Across Poland last year, regional education authorities issued nearly 300 opinions allowing the closure or restructuring of schools and preschools, as falling birth rates and rising costs push local governments toward difficult decisions, state news agency PAP reported.
The trend is expected to deepen over the next decade.
The education ministry forecasts that the number of children and teenagers in the school system will fall by more than 1.5 million between the 2026/2027 and 2042/2043 school years. That would mean an average annual loss of around 110,000 students.
Lubelskie province in eastern Poland recorded the highest number of such cases. The regional education authority there said local governments submitted 85 resolutions in 2025 seeking opinions on school or preschool closures and restructurings. They resulted in 54 closures and 22 restructuring efforts.
“The crisis is really only now heading toward schools,” Lublin Mayor Krzysztof Żuk said. “There will be no rescue for many small schools because economics will be decisive.”
He added that annual birth cohorts in Lublin are now about half the size the current education system was built to serve.
Żuk also said the number of children in public preschools in Lublin fell by 1,000 between 2023 and 2025, which he said would almost certainly lead to preschool closures first, followed later by school closures.
Worrying numbers have also emerged in the southern Silesian province. The education authority in the regional capital Katowice said that in the 2024/2025 school year it received 56 resolutions from local authorities on planned closures or restructuring operations, of which 50 were cleared for closure.
Sosnowiec Mayor Arkadiusz Chęciński said the full impact is still ahead. “This situation will explode in the next few years,” he said, adding that depopulation is now most visible in the youngest preschool age groups.
He said the city of Sosnowiec is not yet planning school closures, but has already started shutting preschool sections and will likely have to close entire facilities in the next few years.

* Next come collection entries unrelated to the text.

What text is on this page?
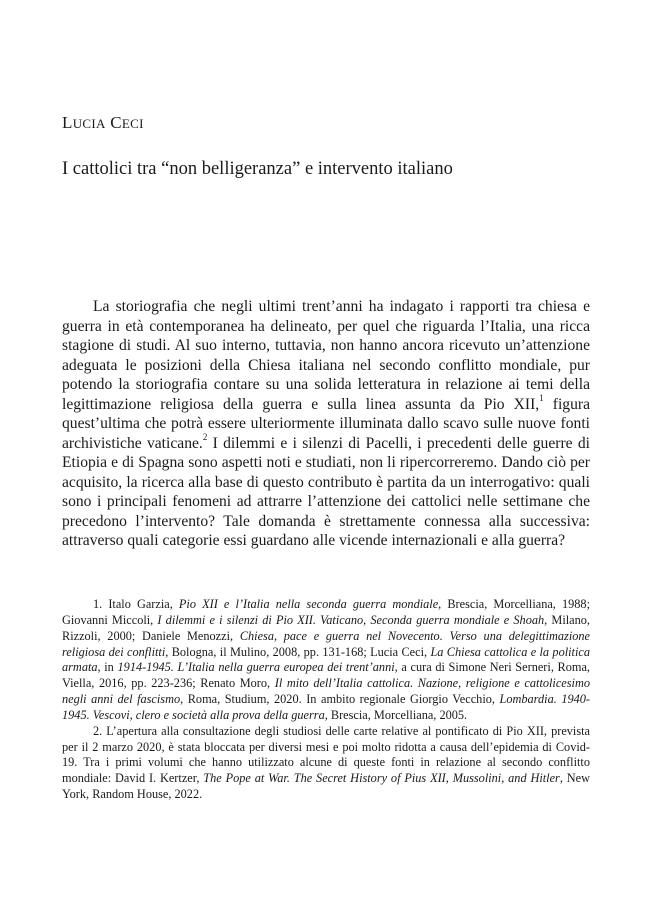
LUCIA CECI
I cattolici tra “non belligeranza” e intervento italiano

La storiografia che negli ultimi trent’anni ha indagato i rapporti tra chiesa e guerra in età contemporanea ha delineato, per quel che riguarda l’Italia, una ricca stagione di studi. Al suo interno, tuttavia, non hanno ancora ricevuto un’attenzione adeguata le posizioni della Chiesa italiana nel secondo conflitto mondiale, pur potendo la storiografia contare su una solida letteratura in relazione ai temi della legittimazione religiosa della guerra e sulla linea assunta da Pio XII,$^1$ figura quest’ultima che potrà essere ulteriormente illuminata dallo scavo sulle nuove fonti archivistiche vaticane.$^2$ I dilemmi e i silenzi di Pacelli, i precedenti delle guerre di Etiopia e di Spagna sono aspetti noti e studiati, non li ripercorreremo. Dando ciò per acquisito, la ricerca alla base di questo contributo è partita da un interrogativo: quali sono i principali fenomeni ad attrarre l’attenzione dei cattolici nelle settimane che precedono l’intervento? Tale domanda è strettamente connessa alla successiva: attraverso quali categorie essi guardano alle vicende internazionali e alla guerra?

1. Italo Garzia, Pio XII e l’Italia nella seconda guerra mondiale, Brescia, Morcelliana, 1988; Giovanni Miccoli, I dilemmi e i silenzi di Pio XII. Vaticano, Seconda guerra mondiale e Shoah, Milano, Rizzoli, 2000; Daniele Menozzi, Chiesa, pace e guerra nel Novecento. Verso una delegittimazione religiosa dei conflitti, Bologna, il Mulino, 2008, pp. 131-168; Lucia Ceci, La Chiesa cattolica e la politica armata, in 1914-1945. L’Italia nella guerra europea dei trent’anni, a cura di Simone Neri Serneri, Roma, Viella, 2016, pp. 223-236; Renato Moro, Il mito dell’Italia cattolica. Nazione, religione e cattolicesimo negli anni del fascismo, Roma, Studium, 2020. In ambito regionale Giorgio Vecchio, Lombardia. 1940-1945. Vescovi, clero e società alla prova della guerra, Brescia, Morcelliana, 2005.

2. L’apertura alla consultazione degli studiosi delle carte relative al pontificato di Pio XII, prevista per il 2 marzo 2020, è stata bloccata per diversi mesi e poi molto ridotta a causa dell’epidemia di Covid-19. Tra i primi volumi che hanno utilizzato alcune di queste fonti in relazione al secondo conflitto mondiale: David I. Kertzer, The Pope at War. The Secret History of Pius XII, Mussolini, and Hitler, New York, Random House, 2022.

Elsewhere, the regional education authority in Kraków received 53 applications on planned school and preschool closures or restructuring measures and cleared 28 of those.
In the southwestern Dolnośląskie region, 25 of 39 applications were approved. Other provinces also reported significant numbers, including Wielkopolskie with 29 applications having received authorizations, Lubuskie with 24, Opolskie with 25, and 22 in Świętokrzyskie.
Local government leaders say the problem goes beyond demographics and reaches the heart of municipal budgets.
Łódź Mayor Hanna Zdanowska said education would be the biggest pressure point for local finances, adding that she could not yet say whether municipalities would be able to cope with steadily rising costs.
In Proszowice, a town in southern Poland, the mayor said the local government had already decided to close a nursery and expected a sharp drop in preschool demand in the coming years, followed by fewer classes in primary schools.
The central government says it is aware of the scale of the problem and is preparing legislation meant to help keep very small schools open.
Education Minister Barbara Nowacka has said 131 schools in Poland currently have fewer than 25 pupils, while more than 230 have between 25 and 50. She said that in small towns and villages, a school often serves as an important center of local community life.
The ministry’s main proposal would allow local governments to use school buildings for other purposes as well, and would require consultations with parents before a school is closed.
Local officials broadly welcome the idea of making better use of school buildings, but many say it will not stop closures.
Chęciński said the ministry’s plan would merely extend the life of the buildings that house schools.
Grzegorz Kubalski, deputy director of the office of the Association of Polish Counties, said the real solution would be clear funding standards for education tasks, arguing that without them, hopes of saving every small school are unrealistic.